Le Premier ministre, Jean Castex, a annoncé jeudi 26 novembre que les stations de ski françaises pourraient ouvrir pour les fêtes mais avec l’interdiction de faire fonctionner les remontées mécaniques. Cette mesure provoque la colère parmi les professionnels de la montagne qui s’inquiètent de voir leurs clients partir skier à l’étranger, chez nos voisins qui n’interdisent pas aux stations de fonctionner.

Ski : Mauvaise année pour les saisonniers français

Cette mesure étonnante prise fin novembre par le gouvernement français indigne fortement les 120 000 professionnels de la montagne. Cette décision les contraint à renoncer à 20 % de leur chiffre d’affaires annuel. Parmi eux les saisonniers, en première ligne, estiment que l’aide de 900€ proposée par Emmanuel Macron n’est pas suffisante et irréaliste. « C’est un effet d’annonce, qui ne prend pas en compte la réalité de l’emploi saisonnier en France. Car la condition d’avoir travaillé 60 % du temps [..] exclut de fait de très nombreuses personnes », affirme Antoine Fatiga, représentant CGT de la branche saisonniers.

Quelle station de ski choisir en Europe ?

Pendant ce temps en Europe c’est la bataille pour savoir quel sort sera réservé aux stations de ski.

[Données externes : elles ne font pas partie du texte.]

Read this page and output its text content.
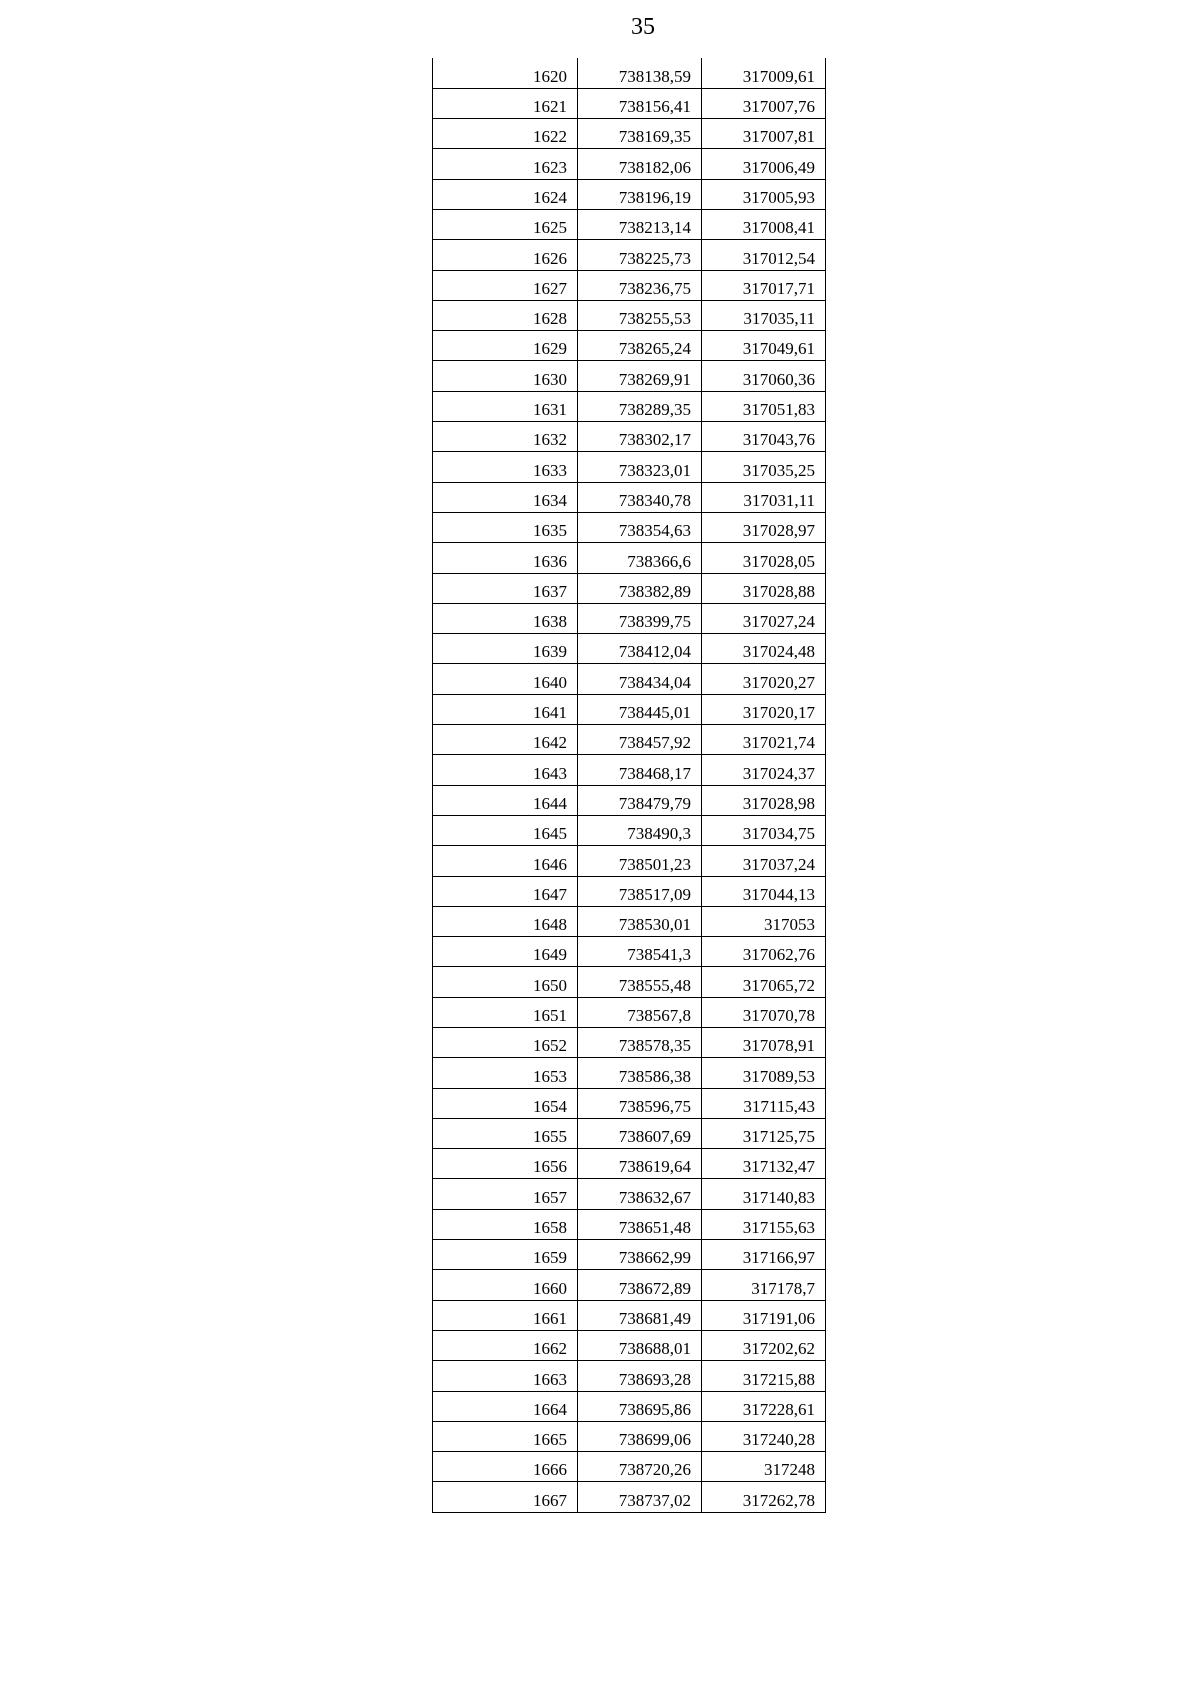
35
1620	738138,59	317009,61
1621	738156,41	317007,76
1622	738169,35	317007,81
1623	738182,06	317006,49
1624	738196,19	317005,93
1625	738213,14	317008,41
1626	738225,73	317012,54
1627	738236,75	317017,71
1628	738255,53	317035,11
1629	738265,24	317049,61
1630	738269,91	317060,36
1631	738289,35	317051,83
1632	738302,17	317043,76
1633	738323,01	317035,25
1634	738340,78	317031,11
1635	738354,63	317028,97
1636	738366,6	317028,05
1637	738382,89	317028,88
1638	738399,75	317027,24
1639	738412,04	317024,48
1640	738434,04	317020,27
1641	738445,01	317020,17
1642	738457,92	317021,74
1643	738468,17	317024,37
1644	738479,79	317028,98
1645	738490,3	317034,75
1646	738501,23	317037,24
1647	738517,09	317044,13
1648	738530,01	317053
1649	738541,3	317062,76
1650	738555,48	317065,72
1651	738567,8	317070,78
1652	738578,35	317078,91
1653	738586,38	317089,53
1654	738596,75	317115,43
1655	738607,69	317125,75
1656	738619,64	317132,47
1657	738632,67	317140,83
1658	738651,48	317155,63
1659	738662,99	317166,97
1660	738672,89	317178,7
1661	738681,49	317191,06
1662	738688,01	317202,62
1663	738693,28	317215,88
1664	738695,86	317228,61
1665	738699,06	317240,28
1666	738720,26	317248
1667	738737,02	317262,78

Outre-Rhin, Angela Merkel a été bien plus claire en fermant intégralement les stations de ski allemandes et demande même à ses confrères européens d’en faire autant. Mais ce n’est pas l’avis de tous. L’Italie repousse sa décision au 4 décembre. La Pologne, elle, autorise l’accès à ses stations uniquement aux résidents polonais.

Toutefois, l’Andorre et la Suisse, nos voisins frontaliers directs, laissent grandes ouvertes leurs stations de ski aux Français.

L’Autriche, elle aussi, laissera quiconque présentera un test PCR négatif de 72 heures au plus profiter de ses pistes.

De fait, la crainte des stations de ski françaises est fondée : à partir du 15 décembre, lorsque les déplacements à l’étranger seront de nouveau autorisés, les vrais grands mordus de ski alpin iront sans doute séjourner chez nos voisins européens pour profiter de leurs remontées mécaniques.